The answer: Yes - Based on the standard offer to purchase form 2-T
Not only is the buyer obligated to pay the due diligence fee, but if the Seller terminates the contract because of the buyer’s failure to pay the due diligence, the Seller could be entitled to recover the Due Diligence Fee together with Earnest Money Deposits as well as to recover reasonable attorney fees and court costs.
So if you have your offer accepted, and change your mind and terminate it, in most circumstances it will be best to pay the due diligence before terminating your offer, because you could end up paying a lot more if you don’t.
And of course, don’t make an offer unless you are really confident that you want to go forward with the transaction.

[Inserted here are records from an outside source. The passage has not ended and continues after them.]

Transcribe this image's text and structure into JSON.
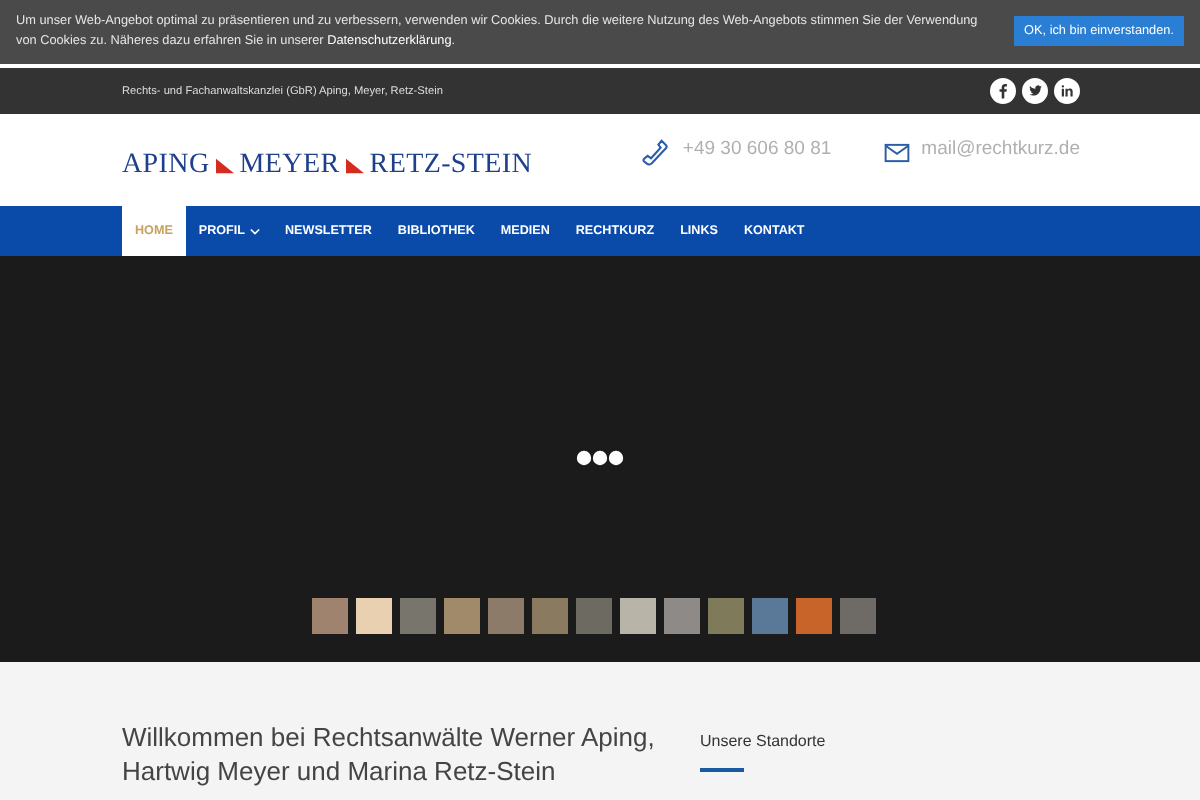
{
  "cookie_notice": {
    "text": "Um unser Web-Angebot optimal zu präsentieren und zu verbessern, verwenden wir Cookies. Durch die weitere Nutzung des Web-Angebots stimmen Sie der Verwendung von Cookies zu. Näheres dazu erfahren Sie in unserer ",
    "link": "Datenschutzerklärung",
    "after": ".",
    "button": "OK, ich bin einverstanden."
  },
  "top_bar": {
    "text": "Rechts- und Fachanwaltskanzlei (GbR) Aping, Meyer, Retz-Stein",
    "social": [
      {
        "kind": "facebook"
      },
      {
        "kind": "twitter"
      },
      {
        "kind": "linkedin"
      }
    ]
  },
  "header": {
    "logo": [
      "APING",
      "MEYER",
      "RETZ-STEIN"
    ],
    "phone": "+49 30 606 80 81",
    "email": "mail@rechtkurz.de"
  },
  "nav": [
    {
      "label": "HOME",
      "selected": true,
      "has_dropdown": false
    },
    {
      "label": "PROFIL",
      "selected": false,
      "has_dropdown": true
    },
    {
      "label": "NEWSLETTER",
      "selected": false,
      "has_dropdown": false
    },
    {
      "label": "BIBLIOTHEK",
      "selected": false,
      "has_dropdown": false
    },
    {
      "label": "MEDIEN",
      "selected": false,
      "has_dropdown": false
    },
    {
      "label": "RECHTKURZ",
      "selected": false,
      "has_dropdown": false
    },
    {
      "label": "LINKS",
      "selected": false,
      "has_dropdown": false
    },
    {
      "label": "KONTAKT",
      "selected": false,
      "has_dropdown": false
    }
  ],
  "content": {
    "heading": "Willkommen bei Rechtsanwälte Werner Aping, Hartwig Meyer und Marina Retz-Stein",
    "sidebar_heading": "Unsere Standorte"
  }
}
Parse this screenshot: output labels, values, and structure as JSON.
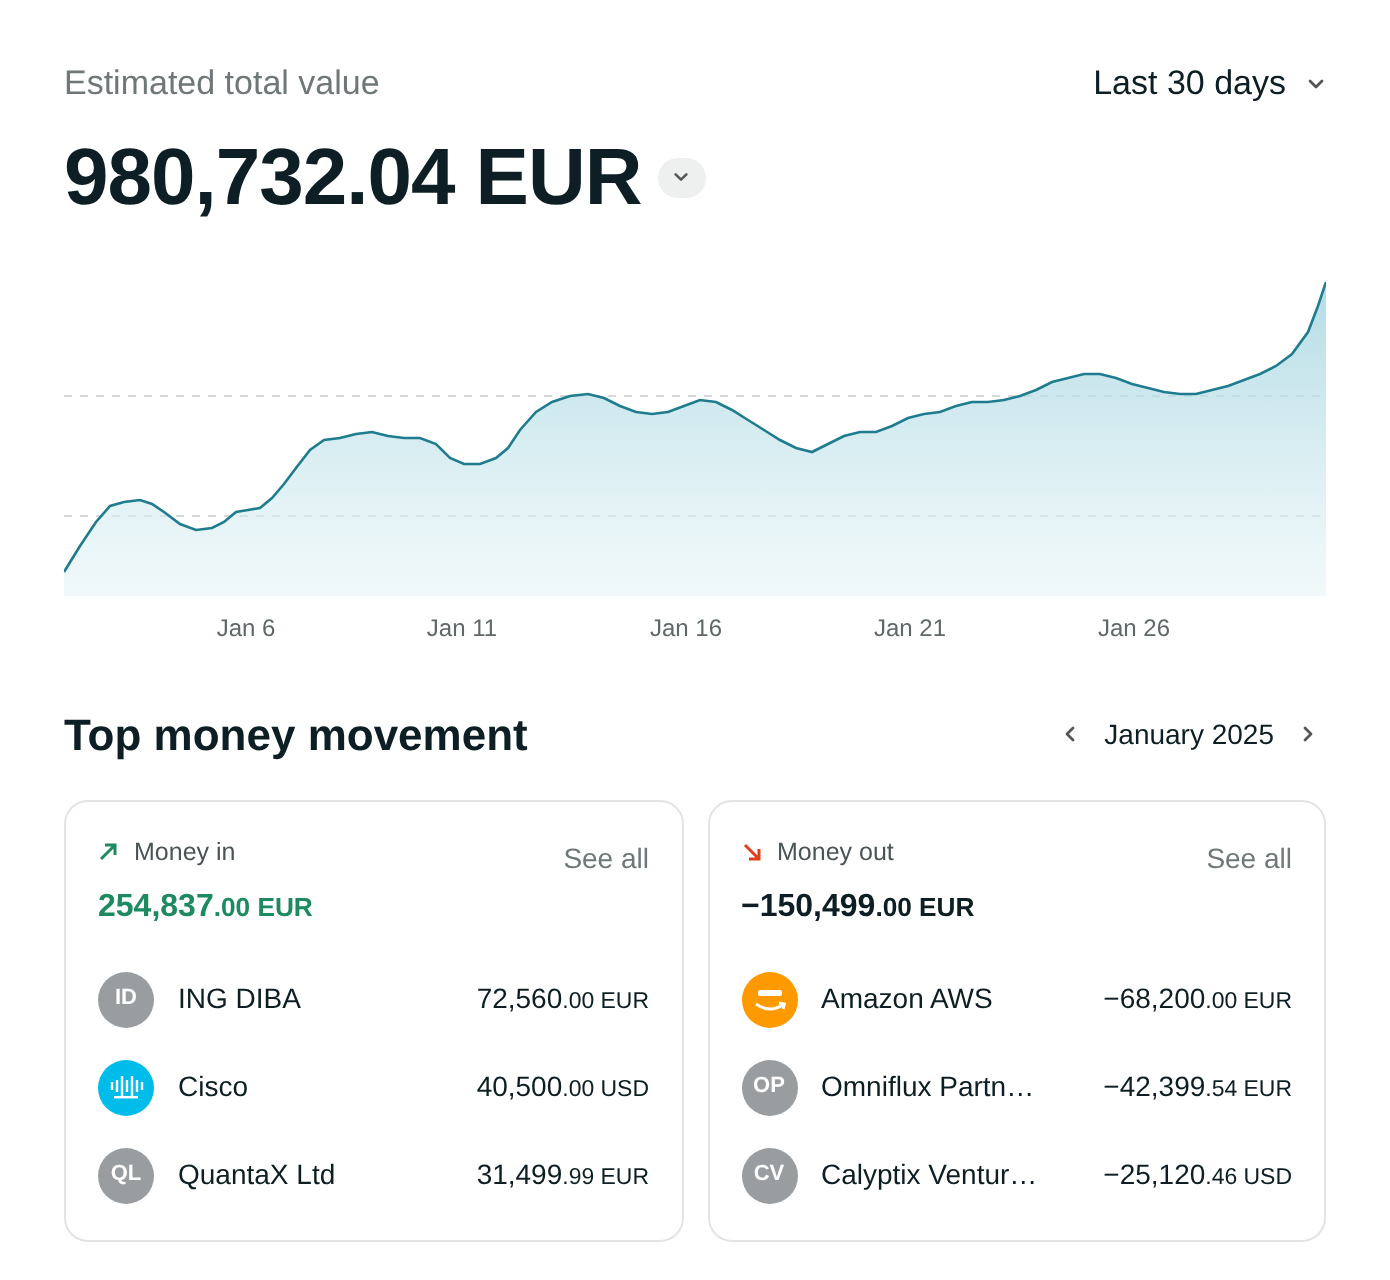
{
  "header": {
    "label": "Estimated total value",
    "period": "Last 30 days"
  },
  "total": {
    "value": "980,732.04 EUR"
  },
  "chart": {
    "x_labels": [
      "Jan 6",
      "Jan 11",
      "Jan 16",
      "Jan 21",
      "Jan 26"
    ]
  },
  "section": {
    "title": "Top money movement",
    "month": "January 2025"
  },
  "cards": [
    {
      "kind": "in",
      "label": "Money in",
      "link": "See all",
      "total": "254,837",
      "total_fraction": ".00 EUR",
      "rows": [
        {
          "avatar": {
            "kind": "initials",
            "text": "ID"
          },
          "name": "ING DIBA",
          "amount": "72,560",
          "fraction": ".00 EUR"
        },
        {
          "avatar": {
            "kind": "bars",
            "color": "#00bceb"
          },
          "name": "Cisco",
          "amount": "40,500",
          "fraction": ".00 USD"
        },
        {
          "avatar": {
            "kind": "initials",
            "text": "QL"
          },
          "name": "QuantaX Ltd",
          "amount": "31,499",
          "fraction": ".99 EUR"
        }
      ]
    },
    {
      "kind": "out",
      "label": "Money out",
      "link": "See all",
      "total": "−150,499",
      "total_fraction": ".00 EUR",
      "rows": [
        {
          "avatar": {
            "kind": "smile",
            "color": "#ff9900"
          },
          "name": "Amazon AWS",
          "amount": "−68,200",
          "fraction": ".00 EUR"
        },
        {
          "avatar": {
            "kind": "initials",
            "text": "OP"
          },
          "name": "Omniflux Partn…",
          "amount": "−42,399",
          "fraction": ".54 EUR"
        },
        {
          "avatar": {
            "kind": "initials",
            "text": "CV"
          },
          "name": "Calyptix Ventur…",
          "amount": "−25,120",
          "fraction": ".46 USD"
        }
      ]
    }
  ]
}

Keep in mind - terms for the Standard Offer To Purchase Form 2-T change over time, so the answer in this example could change if the terms of the standard contract are updated. Always check with a licensed real estate agent for current guidance.
Does a home buyer owe the earnest money deposit if the contract is already terminated?
An additional earnest money deposit is scheduled to be paid at 5:00pm the day after the due diligence period ends. Buyer terminates the contract the day after the due diligence period is over, but before the 5:00pm Earnest Money Deadline.
Is the buyer obligated to pay the earnest money deposit to the seller?
For example: An offer to purchase is made on standard form 2-T. An additional earnest money deposit is scheduled to be paid at 5:00pm the day after the due diligence period ends.
Buyer terminates the contract the day after the due diligence period is over, but before the 5:00pm Earnest Money Deadline.
Question: Is the buyer obligated to pay the earnest money deposit to the seller?
Answer: Yes
Per the current standard form 2-T, the buyer must terminate the contract before the end of the due diligence period, or they will be obligated to pay the additional earnest money deposit.
In this example, the buyer terminated after the end of the due diligence period, so they were obligated to pay the additional earnest money deposit. You have to terminate the offer before the due diligence deadline to avoid being obligated to pay the earnest money deposit.
The only other ways that form 2-T allows a refund of an earnest money deposit after the due diligence period, is If the Property is not in substantially the same or better condition at Closing, or if there is a breach of contract by the seller.
Keep in mind - terms for the Standard Offer To Purchase Form 2-T change over time, so this example could change if the terms of the standard contract are updated. Always check with a licensed real estate agent for current guidance.